In a series of questions set to acquisition officials from the Interior and Defense departments, Rep. Tom Davis, R.-Va., pushed for an admission that competition, rather than no-bid contracts, is the most reliable means to assure best value to agencies.

Manzullo questioned whether agencies are interested in best value in contracts awarded to Alaska Native corporations, quoting a GAO finding that agencies use the no-bid option as a "quick, easy and legal" means of awarding large contracts while at the same time getting credit toward meeting their small business goals.
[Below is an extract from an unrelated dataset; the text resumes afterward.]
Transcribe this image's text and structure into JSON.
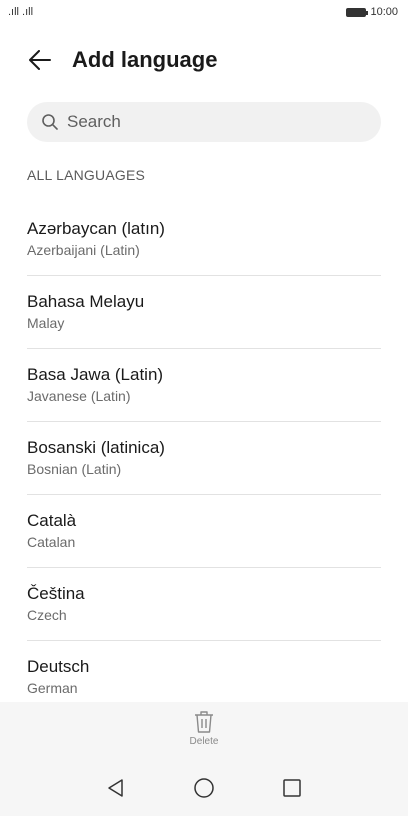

The more than four-fold increase in the value of contracts awarded to Alaska Native corporations between 2000 and 2004 through the Small Business Administration's 8(a) disadvantaged business program -- from $265 million to $1.1 billion -- partially reflects laziness on the part of agency contracting officers, Manzullo said.

David Cooper, director of acquisition and sourcing management at GAO, was quick to disown the charge of laziness but testified that the report's findings point to lack of training and, in some cases, shortages of personnel, in the acquisition workforce.

The April report found that agency contracting personnel and SBA officials, who are jointly charged with oversight of Alaska Native corporation participation in the 8(a) program, were often uncertain of how responsibilities are divided. In almost no cases had there been oversight of limitations on subcontracting designed to ensure that privileged participants did not act as fronts for other businesses, Cooper said.

He described the SBA's response to the report's findings as disappointing, noting, "In several cases, the SBA has been slow to respond to our recommendations."

But in a hearing rife with finger-pointing, Rep. Chris Van Hollen, D.-Md., scored one of the few clear points. After nearly all the witnesses had been scolded for their role in runaway no-bid contracting, Van Hollen invited any of the panelists to take issue with the policy proposition that "Congress should consider treating beneficiaries of all 8(a) programs equally." No one volunteered.